Hollywood Sparks Momentum to Eradicate Workplace Harassment
The recent revelations from Hollywood about sexism and harassment have rightly prompted a strong global reaction. Given what we have learnt, can we genuinely be surprised by the BBC’s statistics published this week in relation to workplace harassment? The poll, undertaken for the BBC, identified that of those surveyed half of British women and a fifth of men have been sexually harassed at work or in a place of study; the majority of individuals affected confirmed that they did not tell anyone about their experience.
Despite the Equality Act 2010 making harassment including sexual harassment unlawful and legal rights and duties being widely publicised the findings are concerning.
Helen Taylor Head of Employment Law at award winning and leading regional law firm Pictons says, “Employers will play a significant role in maintaining the momentum which is gathering for change. The findings suggest that for many organisations there will need to be a significant cultural shift if the aim is to get rid of discrimination and harassment in the workplace; behaviours and attitudes will need to change. Saying that there is a zero tolerance approach towards bad behaviour and demonstrating this with reference to internal policies is not going to be enough. The problem requires much more than a set of rules.

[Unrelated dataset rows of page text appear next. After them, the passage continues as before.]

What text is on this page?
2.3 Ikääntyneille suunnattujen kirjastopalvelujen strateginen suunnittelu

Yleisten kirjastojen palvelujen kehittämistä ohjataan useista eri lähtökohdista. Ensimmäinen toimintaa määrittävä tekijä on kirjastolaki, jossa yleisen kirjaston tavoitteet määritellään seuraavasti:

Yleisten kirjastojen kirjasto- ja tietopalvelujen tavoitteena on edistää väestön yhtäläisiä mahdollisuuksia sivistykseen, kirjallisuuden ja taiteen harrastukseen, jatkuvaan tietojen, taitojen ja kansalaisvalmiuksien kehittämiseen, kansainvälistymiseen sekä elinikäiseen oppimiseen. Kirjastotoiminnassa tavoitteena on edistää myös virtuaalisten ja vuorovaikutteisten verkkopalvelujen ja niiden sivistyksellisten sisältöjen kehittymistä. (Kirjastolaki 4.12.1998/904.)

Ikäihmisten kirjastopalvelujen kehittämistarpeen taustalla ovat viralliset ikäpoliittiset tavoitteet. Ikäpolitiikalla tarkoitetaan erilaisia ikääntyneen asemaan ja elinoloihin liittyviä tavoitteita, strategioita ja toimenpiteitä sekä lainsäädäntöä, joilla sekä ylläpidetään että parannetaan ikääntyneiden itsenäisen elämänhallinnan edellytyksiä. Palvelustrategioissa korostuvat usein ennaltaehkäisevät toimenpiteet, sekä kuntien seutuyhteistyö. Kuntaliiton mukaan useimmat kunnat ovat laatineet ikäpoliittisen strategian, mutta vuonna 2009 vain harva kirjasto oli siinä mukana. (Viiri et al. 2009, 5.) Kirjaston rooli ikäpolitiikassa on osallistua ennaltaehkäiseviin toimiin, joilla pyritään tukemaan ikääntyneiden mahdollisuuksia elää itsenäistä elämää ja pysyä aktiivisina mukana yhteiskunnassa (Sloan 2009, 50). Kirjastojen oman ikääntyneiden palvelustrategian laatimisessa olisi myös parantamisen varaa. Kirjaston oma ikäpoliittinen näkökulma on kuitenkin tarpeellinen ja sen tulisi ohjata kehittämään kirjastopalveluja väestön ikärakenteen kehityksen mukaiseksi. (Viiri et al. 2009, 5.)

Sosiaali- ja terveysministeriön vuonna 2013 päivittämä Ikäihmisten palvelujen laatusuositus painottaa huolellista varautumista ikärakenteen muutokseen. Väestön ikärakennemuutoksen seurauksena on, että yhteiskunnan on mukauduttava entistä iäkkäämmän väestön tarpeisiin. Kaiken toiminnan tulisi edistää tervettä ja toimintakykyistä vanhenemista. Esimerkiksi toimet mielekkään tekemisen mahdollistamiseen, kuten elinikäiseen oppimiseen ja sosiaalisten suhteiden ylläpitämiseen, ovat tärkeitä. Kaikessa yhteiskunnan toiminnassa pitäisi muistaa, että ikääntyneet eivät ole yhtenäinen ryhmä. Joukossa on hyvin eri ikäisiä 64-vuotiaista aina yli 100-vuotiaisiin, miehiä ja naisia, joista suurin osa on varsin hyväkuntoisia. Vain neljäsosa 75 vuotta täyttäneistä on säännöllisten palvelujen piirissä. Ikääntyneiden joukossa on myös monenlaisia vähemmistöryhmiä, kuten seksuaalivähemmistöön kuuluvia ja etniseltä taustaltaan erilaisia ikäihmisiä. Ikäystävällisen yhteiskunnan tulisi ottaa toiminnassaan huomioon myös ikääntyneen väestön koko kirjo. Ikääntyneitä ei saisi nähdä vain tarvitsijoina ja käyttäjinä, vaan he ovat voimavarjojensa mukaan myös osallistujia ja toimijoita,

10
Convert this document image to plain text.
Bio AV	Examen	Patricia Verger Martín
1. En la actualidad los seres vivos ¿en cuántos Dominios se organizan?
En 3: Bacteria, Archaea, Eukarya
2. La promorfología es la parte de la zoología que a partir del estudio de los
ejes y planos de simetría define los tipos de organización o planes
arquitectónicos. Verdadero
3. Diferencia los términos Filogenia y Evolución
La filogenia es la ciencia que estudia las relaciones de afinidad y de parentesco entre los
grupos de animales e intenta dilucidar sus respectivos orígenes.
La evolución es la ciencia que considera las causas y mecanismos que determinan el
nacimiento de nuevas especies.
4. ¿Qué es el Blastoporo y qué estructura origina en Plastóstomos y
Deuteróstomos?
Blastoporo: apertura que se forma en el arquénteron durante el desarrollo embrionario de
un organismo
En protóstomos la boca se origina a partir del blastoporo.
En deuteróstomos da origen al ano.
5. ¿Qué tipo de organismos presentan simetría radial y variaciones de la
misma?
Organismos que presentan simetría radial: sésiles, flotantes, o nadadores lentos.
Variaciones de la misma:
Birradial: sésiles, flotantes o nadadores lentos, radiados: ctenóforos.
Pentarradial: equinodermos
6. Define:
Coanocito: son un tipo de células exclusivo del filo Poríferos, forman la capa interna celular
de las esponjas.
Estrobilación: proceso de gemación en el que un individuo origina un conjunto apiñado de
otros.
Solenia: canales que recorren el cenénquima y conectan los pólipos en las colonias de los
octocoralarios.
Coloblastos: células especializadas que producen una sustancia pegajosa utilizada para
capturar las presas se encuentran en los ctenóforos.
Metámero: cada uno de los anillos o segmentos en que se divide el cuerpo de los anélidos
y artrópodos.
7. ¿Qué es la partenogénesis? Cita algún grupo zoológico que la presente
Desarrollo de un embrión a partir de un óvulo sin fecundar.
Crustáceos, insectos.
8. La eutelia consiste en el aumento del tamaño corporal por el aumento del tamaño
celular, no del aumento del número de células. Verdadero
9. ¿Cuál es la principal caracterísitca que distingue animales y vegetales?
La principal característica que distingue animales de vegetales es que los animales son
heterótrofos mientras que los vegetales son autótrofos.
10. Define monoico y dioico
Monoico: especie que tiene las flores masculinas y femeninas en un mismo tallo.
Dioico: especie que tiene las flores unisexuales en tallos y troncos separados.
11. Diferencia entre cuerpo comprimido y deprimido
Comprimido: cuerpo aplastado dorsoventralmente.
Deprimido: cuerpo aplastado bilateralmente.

Policies will only be effective if employers and staff understand the law, and those affected feel able to report their concerns in the knowledge they will be investigated and resolved. The importance of anti discrimination and harassment training for all staff and managers should not be underestimated when it comes to transforming attitudes and conduct. A multipronged attack on discrimination and harassment incorporating all these elements can have a positive effect on staff morale and retention, productivity and also minimise the risk of costly legal claims.”